D’après moi il faut un certain nombre d’aptitudes pour faire un « bon leader » de raid en montagne :
Une habitude du terrain « haute montagne« , cela va de soi. Savoir se comporter sur les différents terrains qui seront parcourus, aptitude à juger des difficultés d’un itinéraire, etc… Précision : il n’est pas indispensable de connaître l’itinéraire concerné, on doit pouvoir s’adapter.
Une aptitude pédagogique. Il me semble difficile d’envisager de mener un groupe durant plusieurs jours, dans des conditions parfois difficiles, stressantes, sans prendre du temps à expliquer ses intentions, à décrire les alternatives, etc… Rien de plus inquiétant qu’un guide silencieux lorsqu’on flippe un peu, ou qu’on est crevé et qu’on ne sait pas quand ça va s’arrêter.
Une connaissance des comportement des individus dans des circonstances données. Dans la durée d’un raid il se passe immanquablement des choses pas claires dans la tête et le corps des participants, surtout des néophytes qui ne se connaissent pas dans ce genre de situation. Il y a des coups de moral, des crises d’angoisse, des pics d’enthousiasme, des crises d’hypoglycémie qui peuvent être impressionnantes, etc. Rien de tout cela n’est grave si on comprend ce qui se passe et que l’on sait quoi faire. Cette connaissance, d’après moi, s’apprend tout simplement en participant de nombreuses fois à des balades en haute montagne, tout en n’étant pas soi-même leader. Etre élève avant d’être maître, je sais c’est banal mais c’est comme ça.
Des qualités relationnelles sérieuses. Le groupe va évoluer au cours des journées, se charger de tous les ressentis décrits ci-dessus, la promiscuité va jouer… Tout est en place pour que se jouent de petits psychodrames si une attention particulière n’est pas portée à l’ambiance générale, au respect des besoins de chacun, etc… Le leader n’est pas au service de son propre projet, il est au service du groupe. ceux qui ne le comprennent pas risquent de revenir étonnés d’avoir fait souffrir leurs compagnons au lieu de leur avoir apporté du bonheur.

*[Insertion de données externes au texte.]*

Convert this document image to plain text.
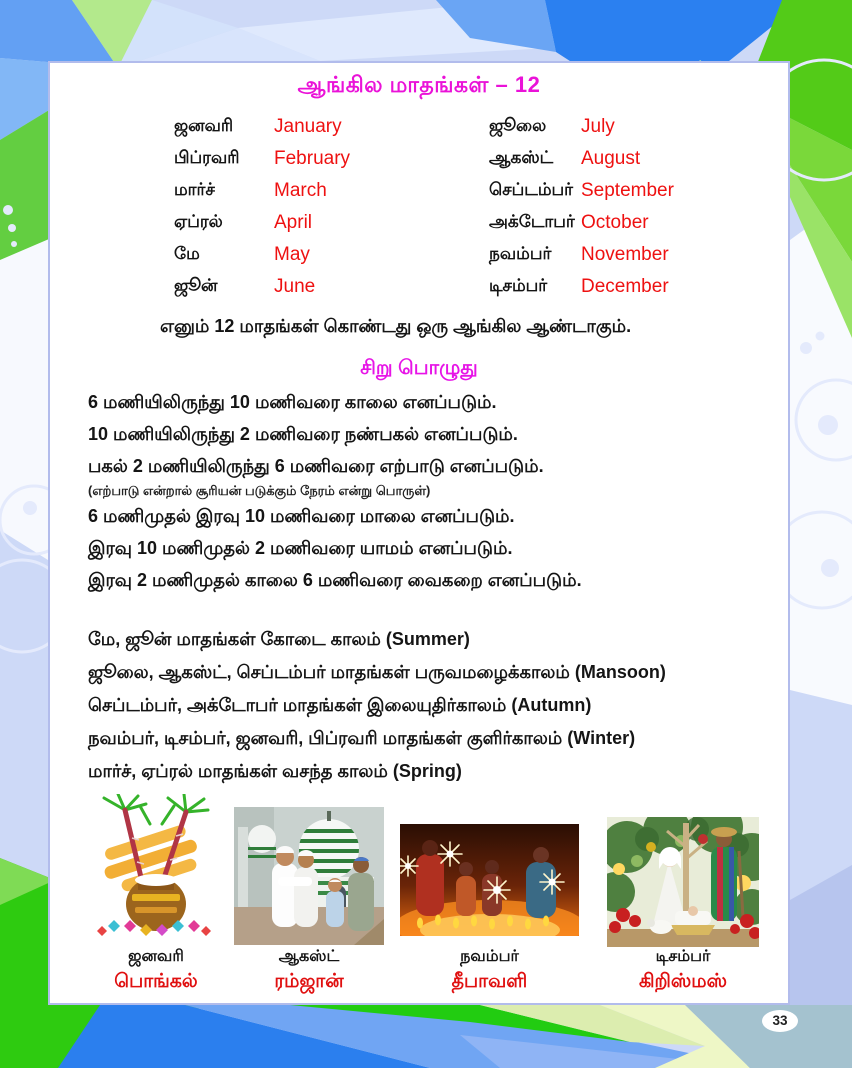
ஆங்கில மாதங்கள் – 12
ஜனவரி	January	ஜூலை	July
பிப்ரவரி	February	ஆகஸ்ட்	August
மார்ச்	March	செப்டம்பர் September
ஏப்ரல்	April	அக்டோபர் October
மே	May	நவம்பர்	November
ஜூன்	June	டிசம்பர்	December
எனும் 12 மாதங்கள் கொண்டது ஒரு ஆங்கில ஆண்டாகும்.
சிறு பொழுது
6 மணியிலிருந்து 10 மணிவரை காலை எனப்படும்.
10 மணியிலிருந்து 2 மணிவரை நண்பகல் எனப்படும்.
பகல் 2 மணியிலிருந்து 6 மணிவரை எற்பாடு எனப்படும்.
(எற்பாடு என்றால் சூரியன் படுக்கும் நேரம் என்று பொருள்)
6 மணிமுதல் இரவு 10 மணிவரை மாலை எனப்படும்.
இரவு 10 மணிமுதல் 2 மணிவரை யாமம் எனப்படும்.
இரவு 2 மணிமுதல் காலை 6 மணிவரை வைகறை எனப்படும்.
மே, ஜூன் மாதங்கள் கோடை காலம் (Summer)
ஜூலை, ஆகஸ்ட், செப்டம்பர் மாதங்கள் பருவமழைக்காலம் (Mansoon)
செப்டம்பர், அக்டோபர் மாதங்கள் இலையுதிர்காலம் (Autumn)
நவம்பர், டிசம்பர், ஜனவரி, பிப்ரவரி மாதங்கள் குளிர்காலம் (Winter)
மார்ச், ஏப்ரல் மாதங்கள் வசந்த காலம் (Spring)
ஜனவரி
பொங்கல்
ஆகஸ்ட்
ரம்ஜான்
நவம்பர்
தீபாவளி
டிசம்பர்
கிறிஸ்மஸ்
33
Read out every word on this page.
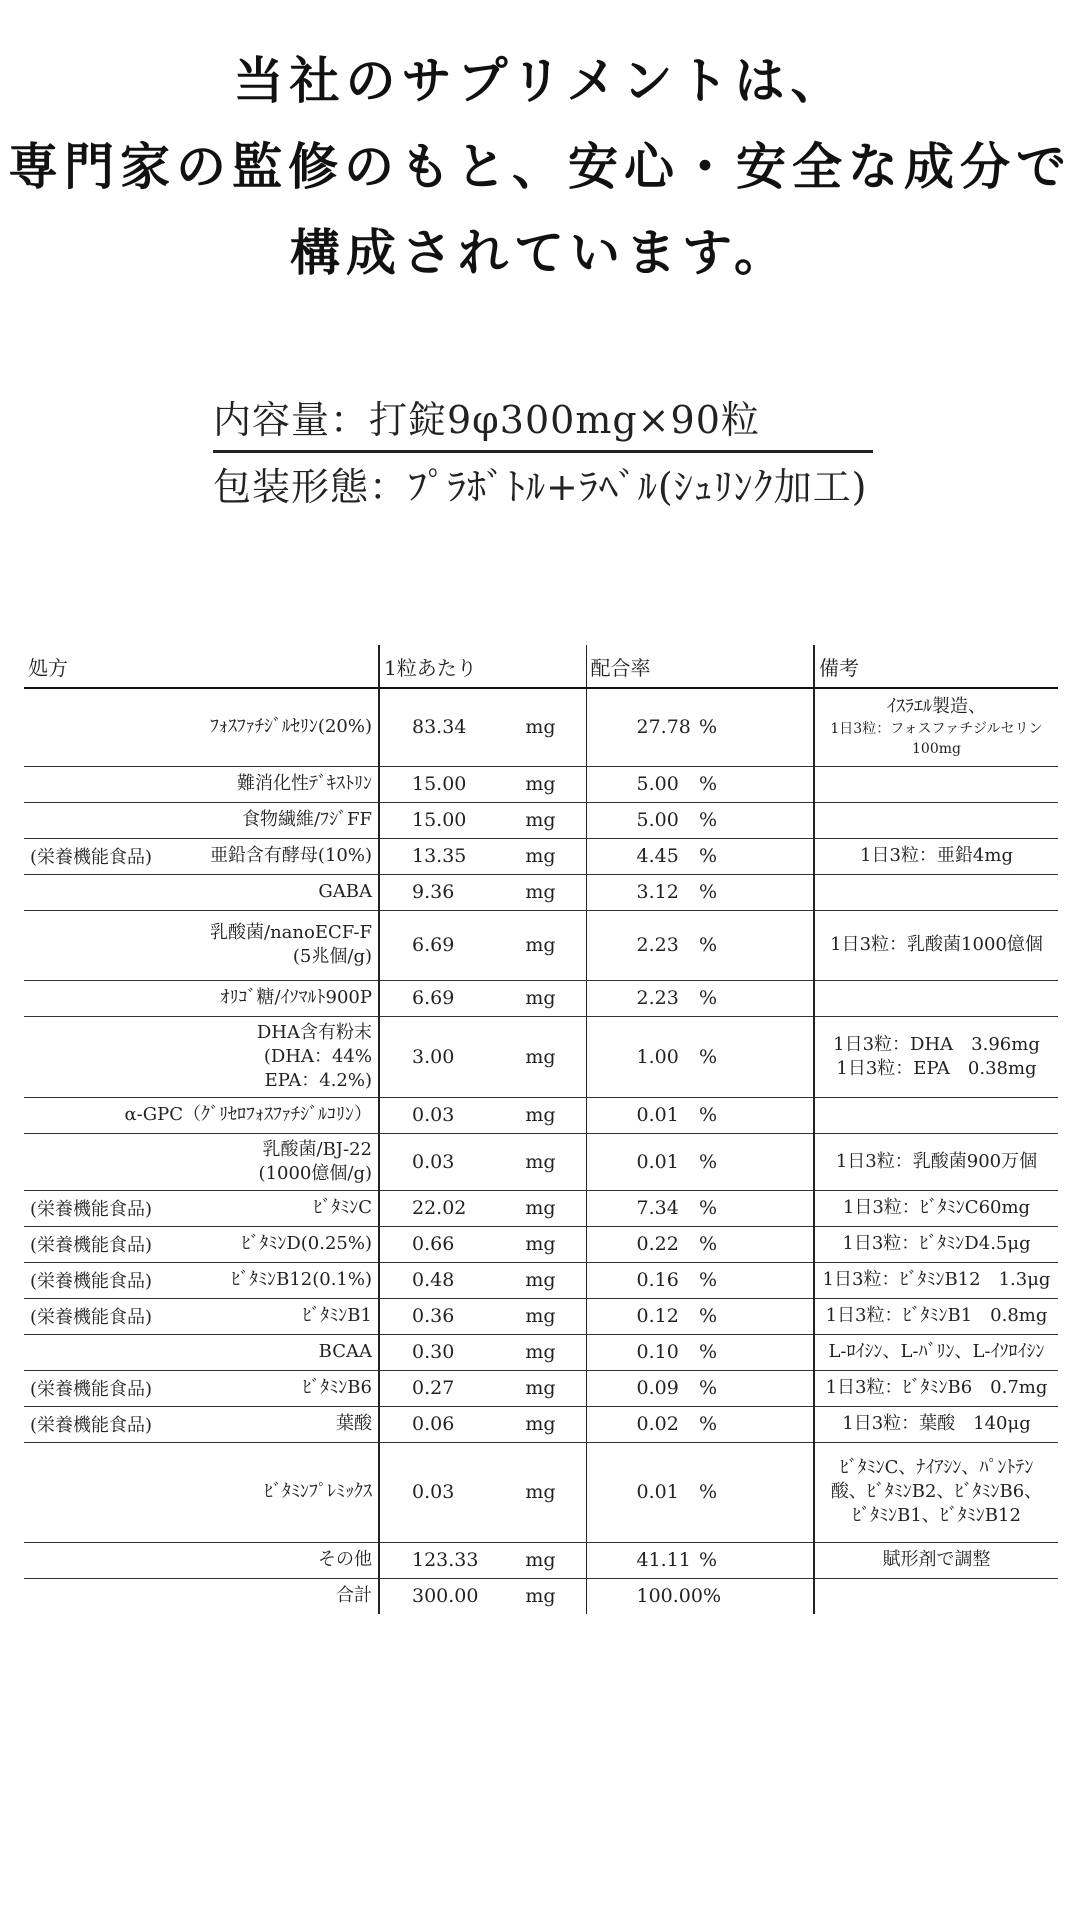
当社のサプリメントは、
専門家の監修のもと、安心・安全な成分で
構成されています。
内容量：打錠9φ300mg×90粒
包装形態：ﾌﾟﾗﾎﾞﾄﾙ+ﾗﾍﾞﾙ(ｼｭﾘﾝｸ加工)
処方	1粒あたり	配合率	備考

ﾌｫｽﾌｧﾁｼﾞﾙｾﾘﾝ(20%)	83.34 mg	27.78 %	ｲｽﾗｴﾙ製造、
1日3粒：フォスファチジルセリン 100mg

難消化性ﾃﾞｷｽﾄﾘﾝ	15.00 mg	5.00 %	

食物繊維/ﾌｼﾞFF	15.00 mg	5.00 %	

(栄養機能食品) 亜鉛含有酵母(10%)	13.35 mg	4.45 %	1日3粒：亜鉛4mg

GABA	9.36 mg	3.12 %	

乳酸菌/nanoECF-F
(5兆個/g)	6.69 mg	2.23 %	1日3粒：乳酸菌1000億個

ｵﾘｺﾞ糖/ｲｿﾏﾙﾄ900P	6.69 mg	2.23 %	

DHA含有粉末
(DHA：44%
EPA：4.2%)	3.00 mg	1.00 %	1日3粒：DHA　3.96mg
1日3粒：EPA　0.38mg

α-GPC（ｸﾞﾘｾﾛﾌｫｽﾌｧﾁｼﾞﾙｺﾘﾝ）	0.03 mg	0.01 %	

乳酸菌/BJ-22
(1000億個/g)	0.03 mg	0.01 %	1日3粒：乳酸菌900万個

(栄養機能食品) ﾋﾞﾀﾐﾝC	22.02 mg	7.34 %	1日3粒：ﾋﾞﾀﾐﾝC60mg

(栄養機能食品) ﾋﾞﾀﾐﾝD(0.25%)	0.66 mg	0.22 %	1日3粒：ﾋﾞﾀﾐﾝD4.5μg

(栄養機能食品) ﾋﾞﾀﾐﾝB12(0.1%)	0.48 mg	0.16 %	1日3粒：ﾋﾞﾀﾐﾝB12　1.3μg

(栄養機能食品) ﾋﾞﾀﾐﾝB1	0.36 mg	0.12 %	1日3粒：ﾋﾞﾀﾐﾝB1　0.8mg

BCAA	0.30 mg	0.10 %	L-ﾛｲｼﾝ、L-ﾊﾞﾘﾝ、L-ｲｿﾛｲｼﾝ

(栄養機能食品) ﾋﾞﾀﾐﾝB6	0.27 mg	0.09 %	1日3粒：ﾋﾞﾀﾐﾝB6　0.7mg

(栄養機能食品) 葉酸	0.06 mg	0.02 %	1日3粒：葉酸　140μg

ﾋﾞﾀﾐﾝﾌﾟﾚﾐｯｸｽ	0.03 mg	0.01 %	ﾋﾞﾀﾐﾝC、ﾅｲｱｼﾝ、ﾊﾟﾝﾄﾃﾝ
酸、ﾋﾞﾀﾐﾝB2、ﾋﾞﾀﾐﾝB6、
ﾋﾞﾀﾐﾝB1、ﾋﾞﾀﾐﾝB12

その他	123.33 mg	41.11 %	賦形剤で調整

合計	300.00 mg	100.00 %	
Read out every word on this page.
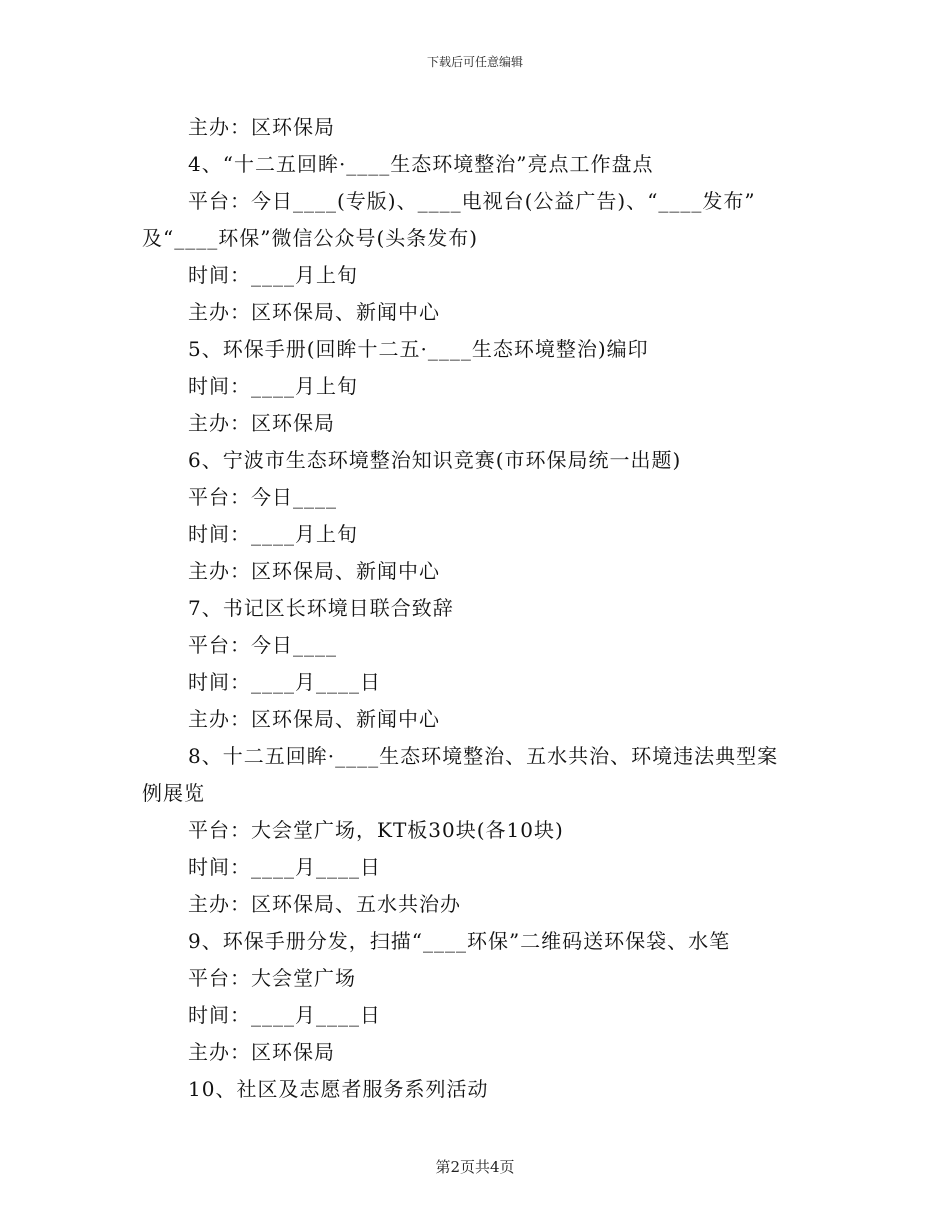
下载后可任意编辑
主办：区环保局
4、“十二五回眸·____生态环境整治”亮点工作盘点
平台：今日____(专版)、____电视台(公益广告)、“____发布”
及“____环保”微信公众号(头条发布)
时间：____月上旬
主办：区环保局、新闻中心
5、环保手册(回眸十二五·____生态环境整治)编印
时间：____月上旬
主办：区环保局
6、宁波市生态环境整治知识竞赛(市环保局统一出题)
平台：今日____
时间：____月上旬
主办：区环保局、新闻中心
7、书记区长环境日联合致辞
平台：今日____
时间：____月____日
主办：区环保局、新闻中心
8、十二五回眸·____生态环境整治、五水共治、环境违法典型案
例展览
平台：大会堂广场，KT板30块(各10块)
时间：____月____日
主办：区环保局、五水共治办
9、环保手册分发，扫描“____环保”二维码送环保袋、水笔
平台：大会堂广场
时间：____月____日
主办：区环保局
10、社区及志愿者服务系列活动
第2页共4页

Il n’est par contre pas indispensable que le leader soit d’une technicité hors pair. Il n’est pas besoin de passer le 8 pour mener une cordée en terrain montagne, ni de parcourir de fantastiques cascades de glace pour mener sa cordée en sécurité dans un couloir à 25 degrés. Le tout est de savoir précisément quelles sont ses limites techniques, mentales, émotionnelles, jusqu’à quelles difficultés techniques on est en mesure d’assurer sa propre sécurité et celle de la cordée. En bref, il faut s’arranger pour se laisser de la marge par rapport aux conditions rencontrées.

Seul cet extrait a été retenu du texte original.